Originally I had planned to post something completely different… but too much happened on my way to work this morning to just not write about it.  

Ready, set…

So this morning as I stood on my first bus, I noticed a massive SUV pull up beside us.  This is a usual occurrence in my hood, as practically everyone and their damn dog has one (except for us poor and/or environmentally saavy folk – however you want to slice it is fine by me).

Anyhoo, so the tinted window on the passenger side slid down and I saw a professional looking middle aged woman in a suit.  I figured, maybe she needs fresh air, or maybe she’s going to have a smoke.  

Nope.  

None of the above.  

Instead, I saw her make that unmistakable face (I swear I felt like I could hear the sound) and then, a massive glob of spit flew out of her mouth.  

Classy.  

Very classy.  

It blows my mind that people are actually that disgusting.  I mean, have some self respect already.  Jesus. 

On my last bus, as I happily glared at Cash Money’s ass (another random transit crush), a regular came on and blocked my view.  

I was okay with it, eventually.  

Mainly because this dude was doing something hilarious that he obviously didn’t realize he was doing.  As he was talking with one of his buds, he was holding the pole.  He had gloves on so his hand kept slipping.  As it continued to slip, he moved it up and down, up, down, up, down… faster and faster.  

It honestly looked like he was beating off the pole.  

Yes, I have a dirty mind, okay.  And that might also be because I caught the South Park episode last night about how the kids learn sex-ed, and a similar action was a big part of it.  It took every single bit of morning pre-coffee strength for me not to burst out laughing.
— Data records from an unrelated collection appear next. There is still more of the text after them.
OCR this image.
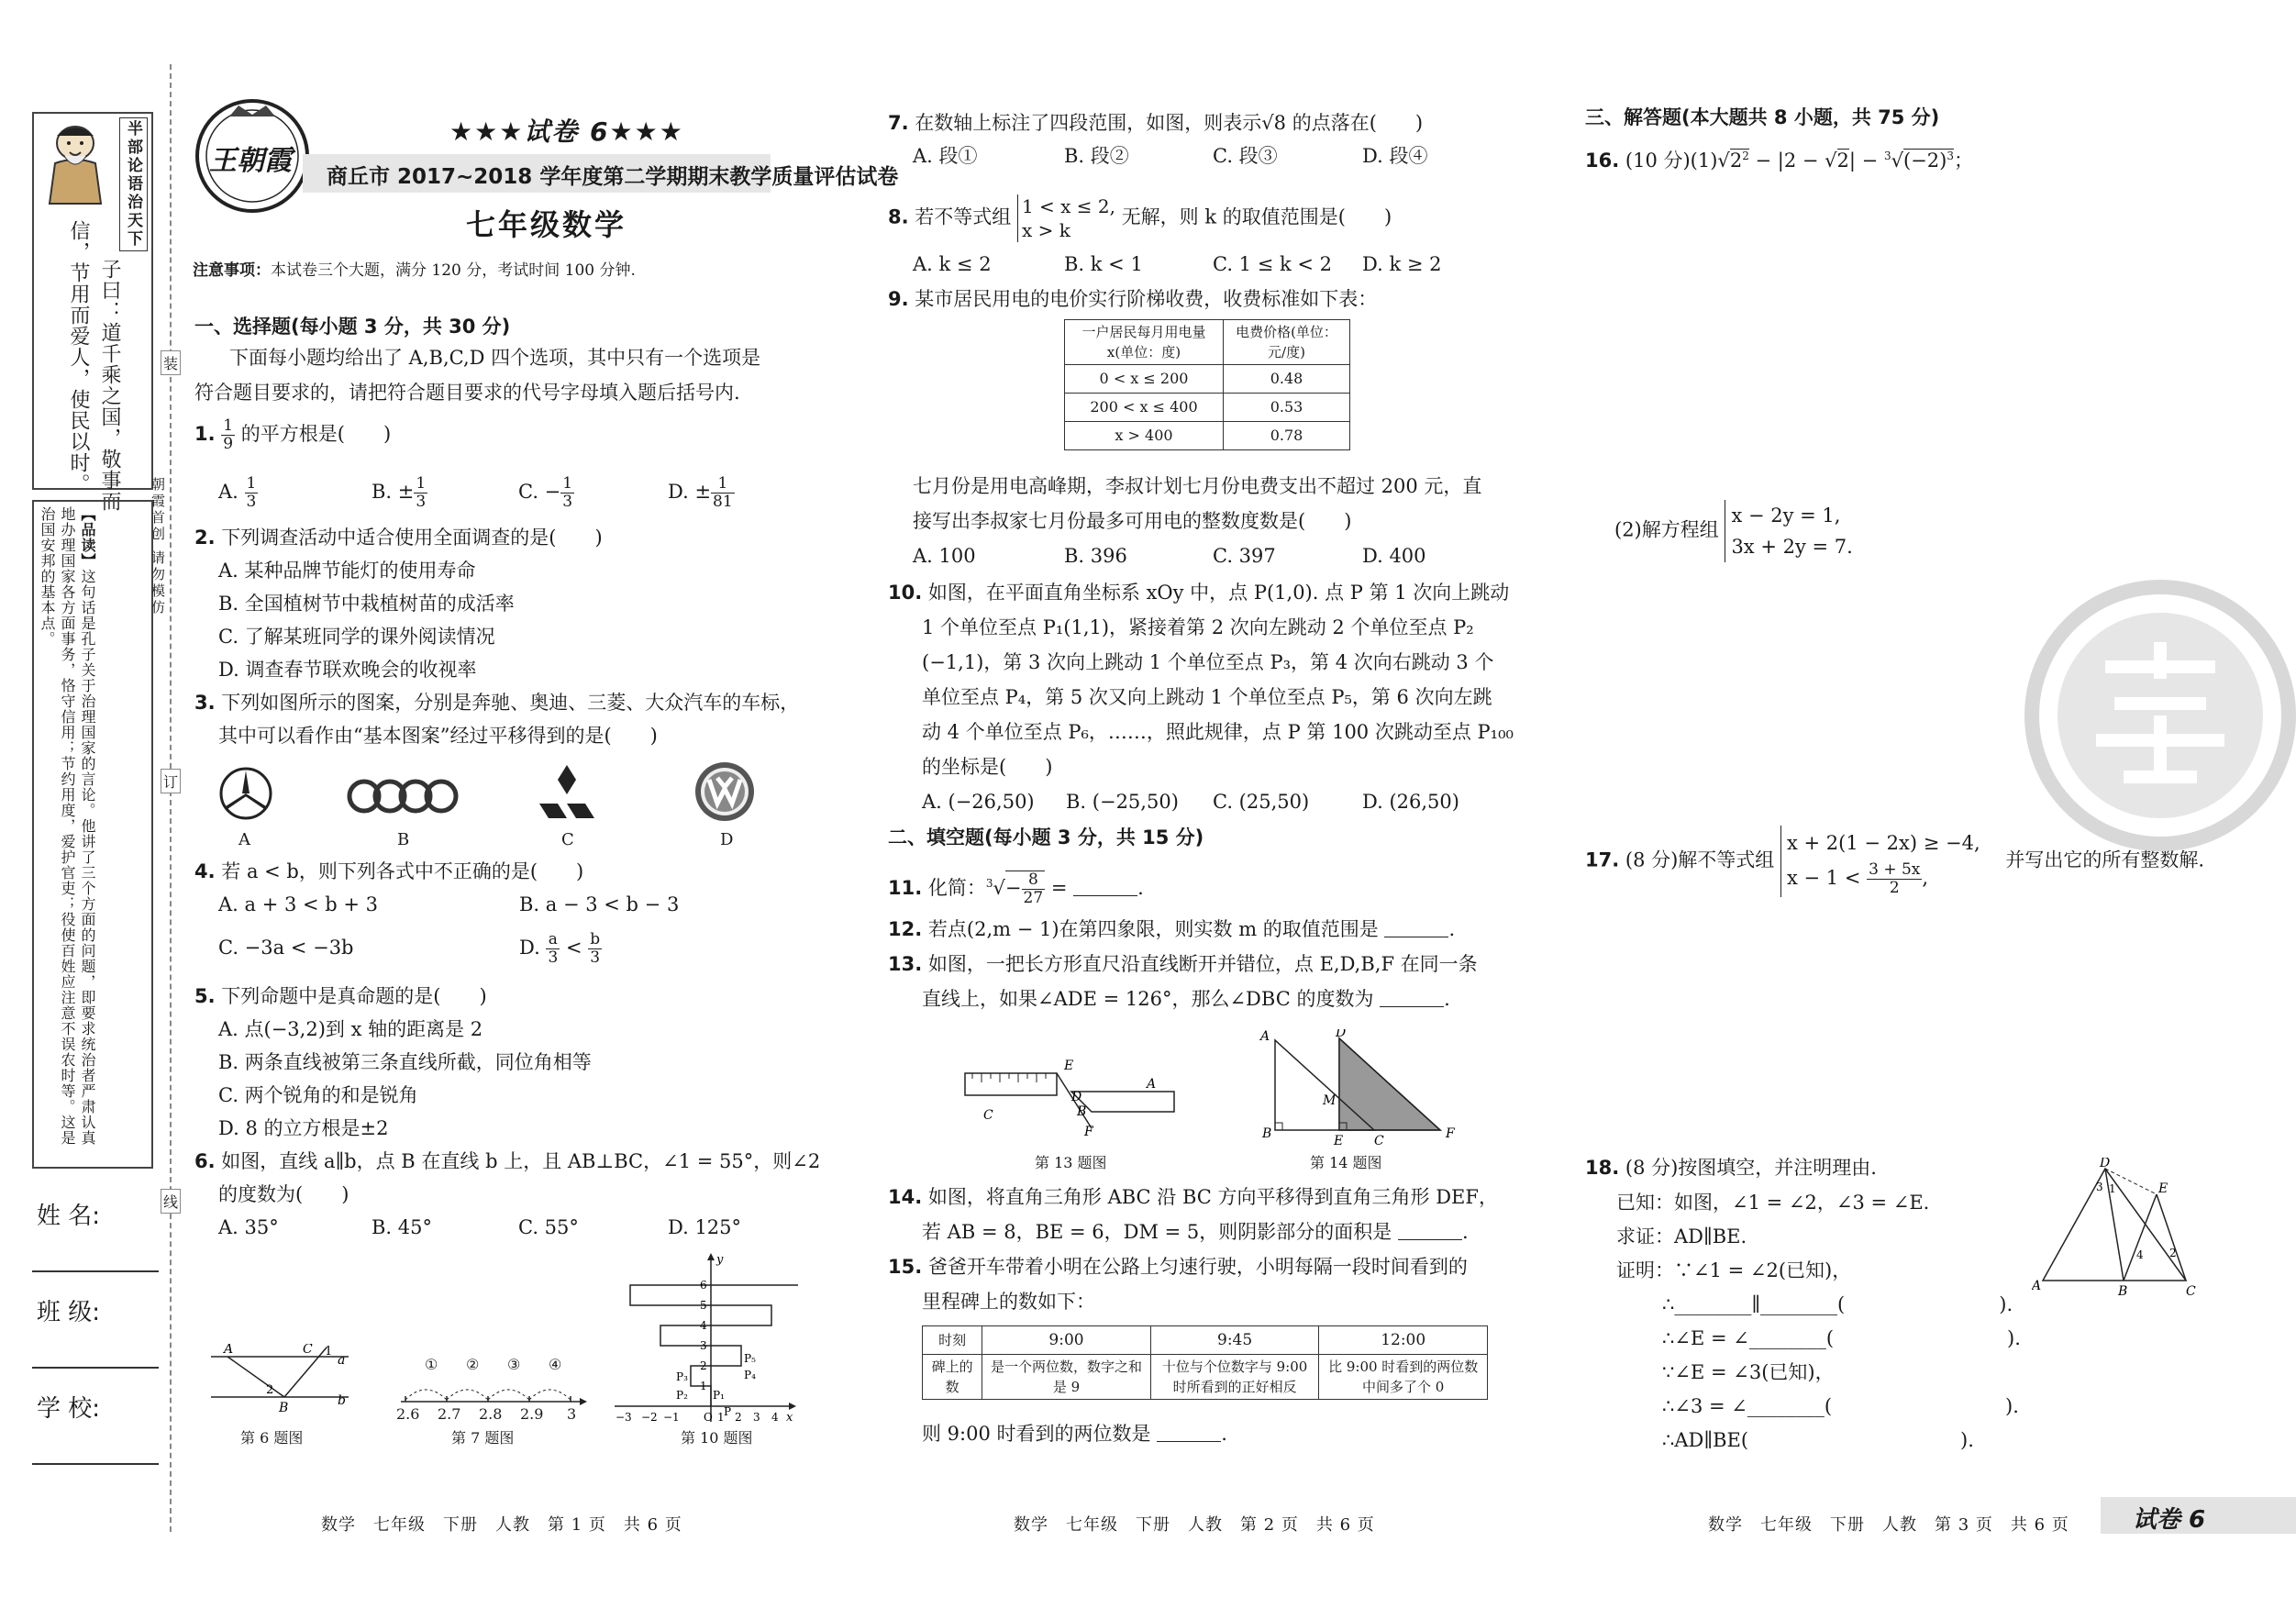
半部论语治天下
子曰：道千乘之国，敬事而
信，节用而爱人，使民以时。
【品读】这句话是孔子关于治理国家的言论。他讲了三个方面的问题，即要求统治者严肃认真地办理国家各方面事务，恪守信用；节约用度，爱护官吏；役使百姓应注意不误农时等。这是治国安邦的基本点。
装
订
线
朝霞首创 请勿模仿
姓 名:
班 级:
学 校:
王朝霞
★★★试卷 6★★★
商丘市 2017~2018 学年度第二学期期末教学质量评估试卷
七年级数学
注意事项：本试卷三个大题，满分 120 分，考试时间 100 分钟.
一、选择题(每小题 3 分，共 30 分)
下面每小题均给出了 A,B,C,D 四个选项，其中只有一个选项是
符合题目要求的，请把符合题目要求的代号字母填入题后括号内.
1. $\frac{1}{9}$ 的平方根是(　　)
A. $\frac{1}{3}$	B. ± $\frac{1}{3}$	C. − $\frac{1}{3}$	D. ± $\frac{1}{81}$
2. 下列调查活动中适合使用全面调查的是(　　)
A. 某种品牌节能灯的使用寿命
B. 全国植树节中栽植树苗的成活率
C. 了解某班同学的课外阅读情况
D. 调查春节联欢晚会的收视率
3. 下列如图所示的图案，分别是奔驰、奥迪、三菱、大众汽车的车标，
其中可以看作由“基本图案”经过平移得到的是(　　)
A	B	C	D
4. 若 a < b，则下列各式中不正确的是(　　)
A. a + 3 < b + 3	B. a − 3 < b − 3
C. −3a < −3b	D. $\frac{a}{3} < \frac{b}{3}$
5. 下列命题中是真命题的是(　　)
A. 点(−3,2)到 x 轴的距离是 2
B. 两条直线被第三条直线所截，同位角相等
C. 两个锐角的和是锐角
D. 8 的立方根是±2
6. 如图，直线 a∥b，点 B 在直线 b 上，且 AB⊥BC，∠1 = 55°，则∠2
的度数为(　　)
A. 35°	B. 45°	C. 55°	D. 125°
A	C 1
a
b
2
B
第 6 题图
① ② ③ ④
2.6 2.7 2.8 2.9 3
第 7 题图
y
x
6
5
4
3
2
1
−3 −2 −1 O 1 2 3 4
P₅
P₄
P₃
P₂ P₁
P
第 10 题图
7. 在数轴上标注了四段范围，如图，则表示√8 的点落在(　　)
A. 段①	B. 段②	C. 段③	D. 段④
8. 若不等式组 1 < x ≤ 2,
x > k
无解，则 k 的取值范围是(　　)
A. k ≤ 2	B. k < 1	C. 1 ≤ k < 2 D. k ≥ 2
9. 某市居民用电的电价实行阶梯收费，收费标准如下表：
一户居民每月用电量 x(单位：度)	电费价格(单位：元/度)
0 < x ≤ 200	0.48
200 < x ≤ 400	0.53
x > 400	0.78
七月份是用电高峰期，李叔计划七月份电费支出不超过 200 元，直
接写出李叔家七月份最多可用电的整数度数是(　　)
A. 100	B. 396	C. 397	D. 400
10. 如图，在平面直角坐标系 xOy 中，点 P(1,0). 点 P 第 1 次向上跳动
1 个单位至点 P₁(1,1)，紧接着第 2 次向左跳动 2 个单位至点 P₂
(−1,1)，第 3 次向上跳动 1 个单位至点 P₃，第 4 次向右跳动 3 个
单位至点 P₄，第 5 次又向上跳动 1 个单位至点 P₅，第 6 次向左跳
动 4 个单位至点 P₆，……，照此规律，点 P 第 100 次跳动至点 P₁₀₀
的坐标是(　　)
A. (−26,50) B. (−25,50) C. (25,50)	D. (26,50)
二、填空题(每小题 3 分，共 15 分)
11. 化简：$^3√- \frac{8}{27}$ =	.
12. 若点(2,m − 1)在第四象限，则实数 m 的取值范围是	.
13. 如图，一把长方形直尺沿直线断开并错位，点 E,D,B,F 在同一条
直线上，如果∠ADE = 126°，那么∠DBC 的度数为	.
E
D
B
F
A
C
第 13 题图
A	D
M
B	E C	F
第 14 题图
14. 如图，将直角三角形 ABC 沿 BC 方向平移得到直角三角形 DEF，
若 AB = 8，BE = 6，DM = 5，则阴影部分的面积是	.
15. 爸爸开车带着小明在公路上匀速行驶，小明每隔一段时间看到的
里程碑上的数如下：
时刻	9:00	9:45	12:00
碑上的数	是一个两位数，数字之和是 9	十位与个位数字与 9:00 时所看到的正好相反	比 9:00 时看到的两位数中间多了个 0
则 9:00 时看到的两位数是	.
三、解答题(本大题共 8 小题，共 75 分)
16. (10 分)$(1)√2^2 - |2 - √2| - ^3√(-2)^3$；
(2)解方程组
x − 2y = 1,
3x + 2y = 7.
17. (8 分)解不等式组
x + 2(1 − 2x) ≥ −4,
$x - 1 < \frac{3 + 5x}{2}$ ,
　并写出它的所有整数解.
18. (8 分)按图填空，并注明理由.
已知：如图，∠1 = ∠2，∠3 = ∠E.
求证：AD∥BE.
证明：∵∠1 = ∠2(已知)，
∴________∥________(　　　　　　　　).
∴∠E = ∠________(　　　　　　　　　).
∵∠E = ∠3(已知)，
∴∠3 = ∠________(　　　　　　　　　).
∴AD∥BE(　　　　　　　　　　　).
D
3 1	E
2
4
A	B	C
数学　七年级　下册　人教　第 1 页　共 6 页	数学　七年级　下册　人教　第 2 页　共 6 页	数学　七年级　下册　人教　第 3 页　共 6 页	试卷 6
Then, while ordering my coffee, a new Starbuck’s kid asked me a question.  He obviously isn’t aware of my horrid morning mood like the rest of them.  It went a little something like this:

Me: Hi.  Can I please have a Grande Americano with the extra shot.

Dude: Sure.  Nice ring.

M: *grunt* Thanks.

D: Where did you get it?

M: Which one?

D: The one on your thumb.

**This ring is super cool.  It’s black with silver designs on it.  It’s almost like 2 rings together, and you can twist the designs to make different ones.**

M:  Oh, I acquired it, sort of… ya.

D:  Really? How?

M:  It’s a long story.

D:  So… what’s the story?

M:  Okay, well, some random dude gave it to me.

D:  Random dude?

M:  Yep.

D:  What do you mean?

I’m totally annoyed at this point.  Seriously.  Gimme my coffee and shut the F up. Like I said, not a morning person, not at all.

M:  Well, I met some dude who worked at a bar, who turned out to know my friend through family.  I told him I liked his ring.  He gave it to me. 

D: WOW. That’s amazing!!

M: Uh… okay.  Sure. 

D:  Ya, I mean, like, who does that?

M:  Apparently that dude.

D: Wow! That’s soooo cool. You must be really, like, special and stuff.

M: *Grunt/laugh*  Ya, I guess.  

D:  Awesome!

M: Alrighty. Coffee. Need. Now.

I really can’t handle overly excited and happy people in the morning… I really can’t.  

That little conversation reminded me that not only have I acquired the majority of junk in my apartment, but also, my accessories. Rock on… er, or shall I say, acquire on.  

Yep.

And that’s the kind of day it’s been, this Wednesday, December 3, 2008.